The entry of this order shall constitute the judgment in this litigation.

It is so ORDERED.

NOTES

[1] But see the letter of Dr. Spencer, dated April 19, 1992, attached as Appendix A to the Report of the Special Master, filed May 1, 1992 (Docket Entry No. 745) and letter of Dr. Spencer, dated October 28, 1992, attached as Appendix A to the Supplemental Report of the Special Master, filed November 6, 1992 (Docket Entry No. 772).

[2] The Court delayed the closing of this case in the summer of 1992 for the express purpose of attempting to resolve the issue of a quality assurance plan. Finally, in the fall of 1992, the Court directed the Special Master to involve himself in the matter and bring in the necessary medical consultant and file a supplemental report on this subject.

[3] On June 16, 1992, the last inmate was moved out at 1:10 p.m. and the Tennessee State Penitentiary was officially closed. See Supplemental Report of the Special Master, filed July 8, 1992 (Docket Entry No. 754).

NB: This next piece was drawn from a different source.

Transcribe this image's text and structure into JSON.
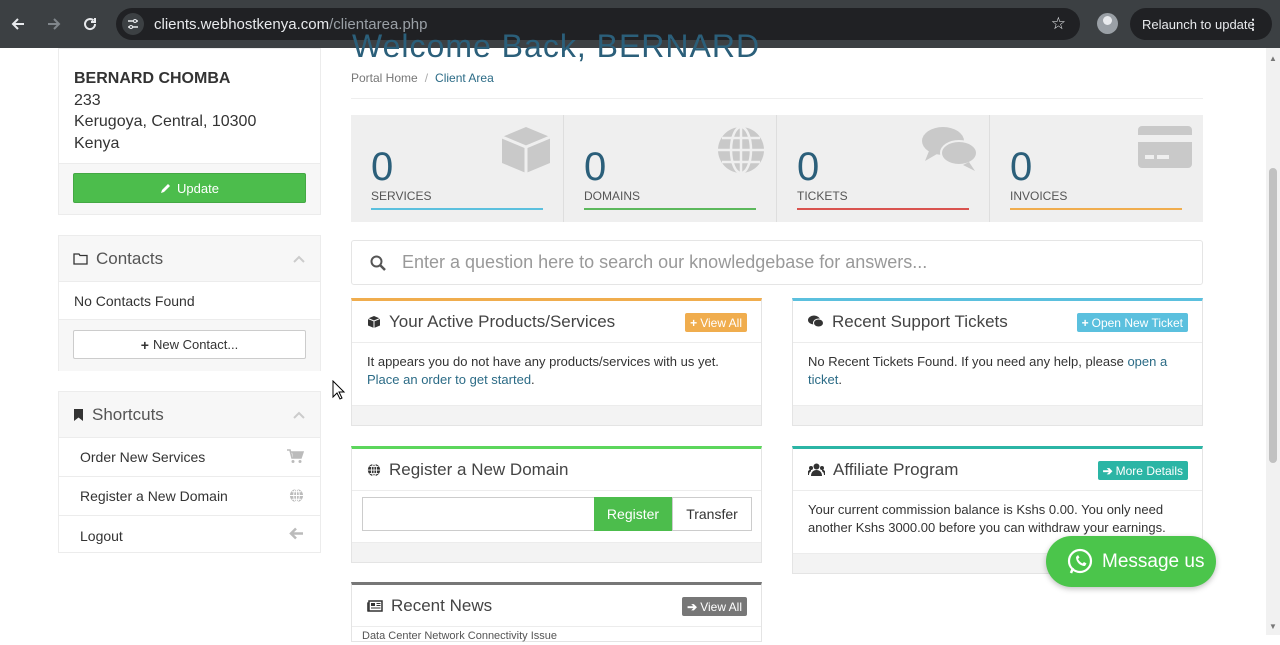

[4] Included in the orders being vacated are all interlocutory orders regarding capacity levels or "caps" on population at the various penal institutions involved in this litigation. In the recent opinion in Wilson v. Seiter, 501 U.S. ___, 111 S. Ct. 2321, 115 L. Ed. 2d 271 (1991), the Supreme Court stated that a prison condition, such as overcrowding, is not unconstitutional unless it, "alone or in combination" with another condition, "produces the deprivation of a single, identifiable human need such as food, warmth, or exercise...." Id. 501 U.S. at ___, 111 S. Ct. at 2327, 115 L. Ed. 2d at 283. The Court of Appeals for the Ninth Circuit stated the proposition very clearly, "Overcrowding itself is not a violation of the Eighth Amendment. It can, under certain circumstances, result in specific effects which can form the basis for an Eighth Amendment violation." Hoptowit v. Ray, 682 F.2d 1237, 1249 (9th Cir.1982). The Supreme Court cited Hoptowit with approval in Wilson v. Seiter, 501 U.S. at ___, 111 S. Ct. at 2327, 115 L. Ed. 2d at 283.

The Supreme Court has also held that double celling is not an unconstitutional practice. Rhodes v. Chapman, 452 U.S. 337, 347, 101 S. Ct. 2392, 2400, 69 L. Ed. 2d 59, 69 (1981). Accordingly, the Court declines the invitation of the plaintiff class to impose, by way of permanent injunctive relief, any "caps" or capacity levels on population, or limitations in double celling. If the past, present and future officials of the State of Tennessee have not learned a Three Hundred Million Dollar ($300,000,000) plus lesson in this litigation, then further instruction is hopeless, and the solution will have to be left to another day and another lawsuit.